Commentary

Apprenticeships Will Make Marketing Less Male, Pale And Stale

The Chartered Institute of Marketing (CIM) deserves a huge round of applause for developing a set of qualifications that can be fitted into an apprenticeship structure.

Marketing Week has some of the details in an article out today, but suffice it to say that there are two levels that school leavers can work toward to earn the title of an executive or manager in one- or two-year chunks of mixing work with study. The standards have been drawn up through working with big-name brands -- meaning that they are industry-led, which is hugely important for anyone who is looking to work hard to get the right skills.

This is worth mentioning because anyone who ever writes about business comes up time and time again across the accusation that further education doesn't always talk to companies to find out what skills are required. For too long, universities and colleges have been sending out graduates to fill roles in industries that have moved on to require different skill sets. 

It's important because for those of us who are old enough to have received a free university education, today's annual tuition fees are eye-watering. While the previous cap of three thousand pounds a year seemed a reasonable contribution by students, or more likely their parents, today's nine-thousand-pound upper limit can seem a little high. In fact, The Times Higher Education estimates that getting a degree will cost the average student around GBP40k when living expenses are taken into account. This is an average figure, and those who have paid the top tuition fees can expect the final bill to increase.

So after three years would you rather be earning, or on your way to earning, GBP40k as a salary -- or would you want to be in debt to the tune of GBP40k?

That is what makes apprenticeships so appealing. The politicians have realised it was a huge mistake to go all snobby and encourage children to study for degrees. Not only did it devalue the status of the qualification, because they became two-a-penny, but it encouraged colleges to dream up all kinds of pointless courses. Lots of kids studying for lots of degrees, many of which would have previously been handled at a polytechnic -- which, of course, had rebranded as universities.

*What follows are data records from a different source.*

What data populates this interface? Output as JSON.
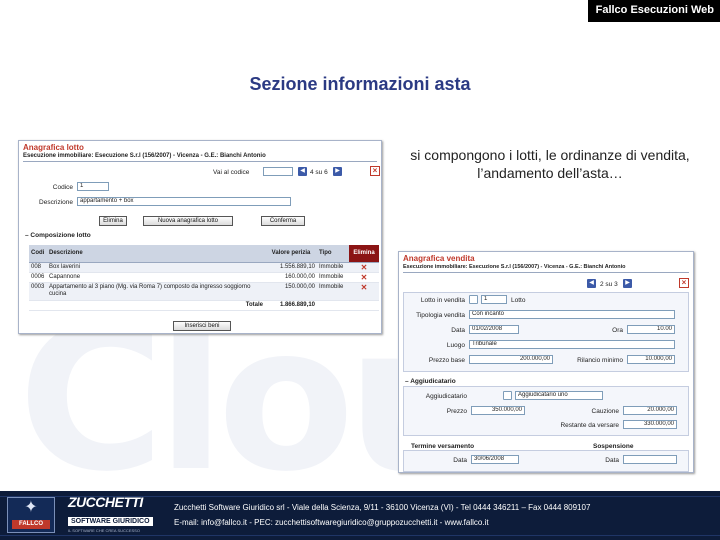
{
  "brand": "Fallco Esecuzioni Web",
  "watermark": "Cloud",
  "title": "Sezione informazioni asta",
  "description": "si compongono i lotti, le ordinanze di vendita, l’andamento dell’asta…",
  "win1": {
    "title": "Anagrafica lotto",
    "subtitle": "Esecuzione immobiliare: Esecuzione S.r.l (156/2007) - Vicenza - G.E.: Bianchi Antonio",
    "goto_label": "Vai al codice",
    "pager": "4 su 6",
    "codice_label": "Codice",
    "codice_value": "1",
    "descrizione_label": "Descrizione",
    "descrizione_value": "appartamento + box",
    "btn_elimina": "Elimina",
    "btn_nuova": "Nuova anagrafica lotto",
    "btn_conferma": "Conferma",
    "section": "Composizione lotto",
    "table": {
      "headers": [
        "Codi",
        "Descrizione",
        "Valore perizia",
        "Tipo",
        "Elimina"
      ],
      "rows": [
        {
          "code": "008",
          "desc": "Box laverini",
          "value": "1.556.889,10",
          "type": "Immobile"
        },
        {
          "code": "0006",
          "desc": "Capannone",
          "value": "160.000,00",
          "type": "Immobile"
        },
        {
          "code": "0003",
          "desc": "Appartamento al 3 piano (Mg. via Roma 7) composto da ingresso soggiorno cucina",
          "value": "150.000,00",
          "type": "Immobile"
        }
      ],
      "total_label": "Totale",
      "total_value": "1.866.889,10"
    },
    "btn_inserisci": "Inserisci beni"
  },
  "win2": {
    "title": "Anagrafica vendita",
    "subtitle": "Esecuzione immobiliare: Esecuzione S.r.l (156/2007) - Vicenza - G.E.: Bianchi Antonio",
    "pager": "2 su 3",
    "lotto_label": "Lotto",
    "lotto_value": "1",
    "tipologia_label": "Tipologia vendita",
    "tipologia_value": "Con incanto",
    "data_label": "Data",
    "data_value": "01/02/2008",
    "ora_label": "Ora",
    "ora_value": "10.00",
    "luogo_label": "Luogo",
    "luogo_value": "Tribunale",
    "prezzo_label": "Prezzo base",
    "prezzo_value": "200.000,00",
    "rilancio_label": "Rilancio minimo",
    "rilancio_value": "10.000,00",
    "aggiudicatario_section": "Aggiudicatario",
    "aggiudicatario_label": "Aggiudicatario",
    "aggiudicatario_value": "Aggiudicatario uno",
    "prezzo2_label": "Prezzo",
    "prezzo2_value": "350.000,00",
    "cauzione_label": "Cauzione",
    "cauzione_value": "20.000,00",
    "residuo_label": "Restante da versare",
    "residuo_value": "330.000,00",
    "termine_section": "Termine versamento",
    "sospensione_section": "Sospensione",
    "termine_value": "30/06/2008",
    "sosp_data_label": "Data"
  },
  "footer": {
    "logo": "FALLCO",
    "zucchetti": "ZUCCHETTI",
    "software": "SOFTWARE GIURIDICO",
    "tagline": "IL SOFTWARE CHE CREA SUCCESSO",
    "line1": "Zucchetti Software Giuridico srl - Viale della Scienza, 9/11 - 36100 Vicenza (VI) - Tel 0444 346211 – Fax 0444 809107",
    "line2": "E-mail: info@fallco.it - PEC: zucchettisoftwaregiuridico@gruppozucchetti.it - www.fallco.it"
  }
}
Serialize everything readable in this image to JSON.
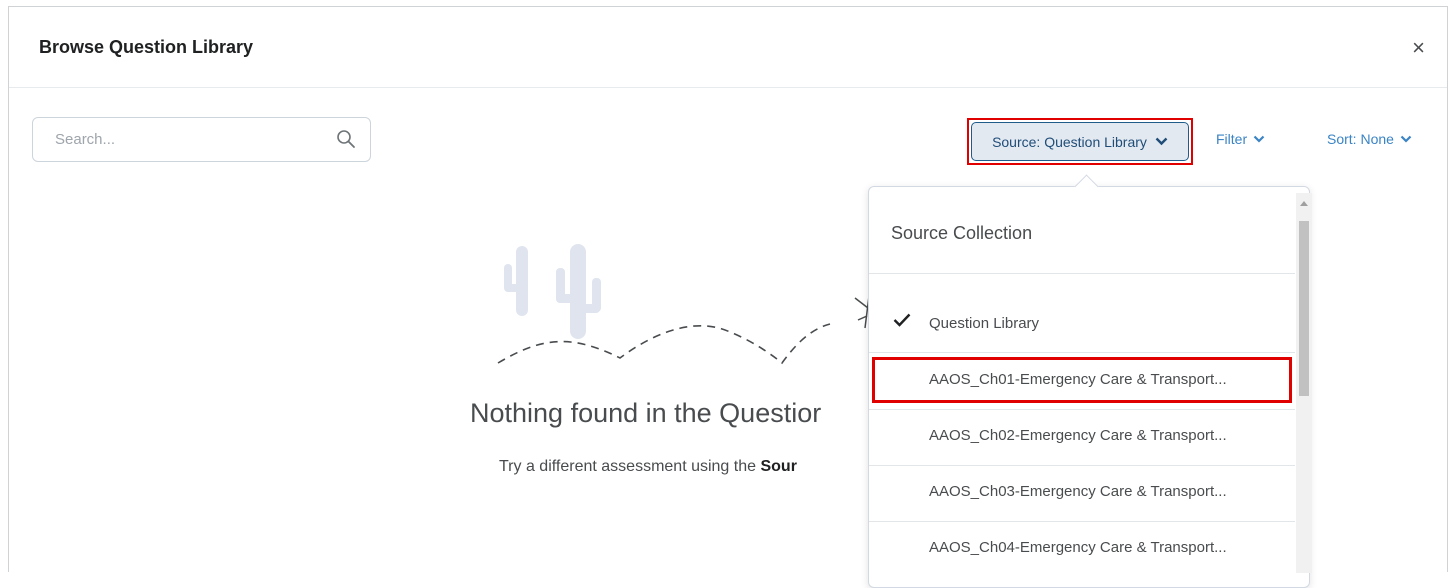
{
  "dialog": {
    "title": "Browse Question Library",
    "close_label": "×"
  },
  "search": {
    "placeholder": "Search..."
  },
  "toolbar": {
    "source_label": "Source: Question Library",
    "filter_label": "Filter",
    "sort_label": "Sort: None"
  },
  "empty_state": {
    "title": "Nothing found in the Questior",
    "subtitle_prefix": "Try a different assessment using the ",
    "subtitle_bold": "Sour"
  },
  "dropdown": {
    "heading": "Source Collection",
    "items": [
      {
        "label": "Question Library",
        "selected": true
      },
      {
        "label": "AAOS_Ch01-Emergency Care & Transport...",
        "selected": false
      },
      {
        "label": "AAOS_Ch02-Emergency Care & Transport...",
        "selected": false
      },
      {
        "label": "AAOS_Ch03-Emergency Care & Transport...",
        "selected": false
      },
      {
        "label": "AAOS_Ch04-Emergency Care & Transport...",
        "selected": false
      }
    ]
  },
  "colors": {
    "accent": "#3a84c6",
    "highlight": "#e00000",
    "source_bg": "#e3e9f1"
  },
  "icons": {
    "search": "search-icon",
    "check": "checkmark-icon",
    "chevron": "chevron-down-icon"
  }
}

That's what makes this such a good time for marketing to be discovering apprenticeships. Employers have realised that having a degree isn't the be-all and end-all -- and that, in fact, some people might be better off learning on the job, getting relevant skills while they work by day and study part-time. 

I've covered apprenticeships across many industries and they're a real benefit, particularly in getting people from modest backgrounds into highly skilled jobs that would previously have been considered to be highly academic. I was recently fortunate enough to speak with a handful of young women who were encouraged into engineering and science careers through becoming qualified and gaining practical on-the-job skills rather than classroom teaching. They thought the latter would be way too expensive and too far separated from where the skills would eventually be used.

The more you talk to people involved in apprenticeships, the more you come to see them as a win-win. Employers get bright young things to work with them and get to teach the skills that are required, not those an academic course writer believes are still needed. The bright young things get qualified in the same time as it would take to get a degree but rather than starting from scratch, they're already on their way to building a career. 

The good news is the Marketing Academy Foundation is aiming to get ten apprentices in to industry this summer and then try to double that number each year for the next few years. 

I have to agree with the sentiment of the article in Marketing Week today. It's hard to think of a move that will do more to encourage diversity in an industry where two in three have a degree and more than nine in ten are white.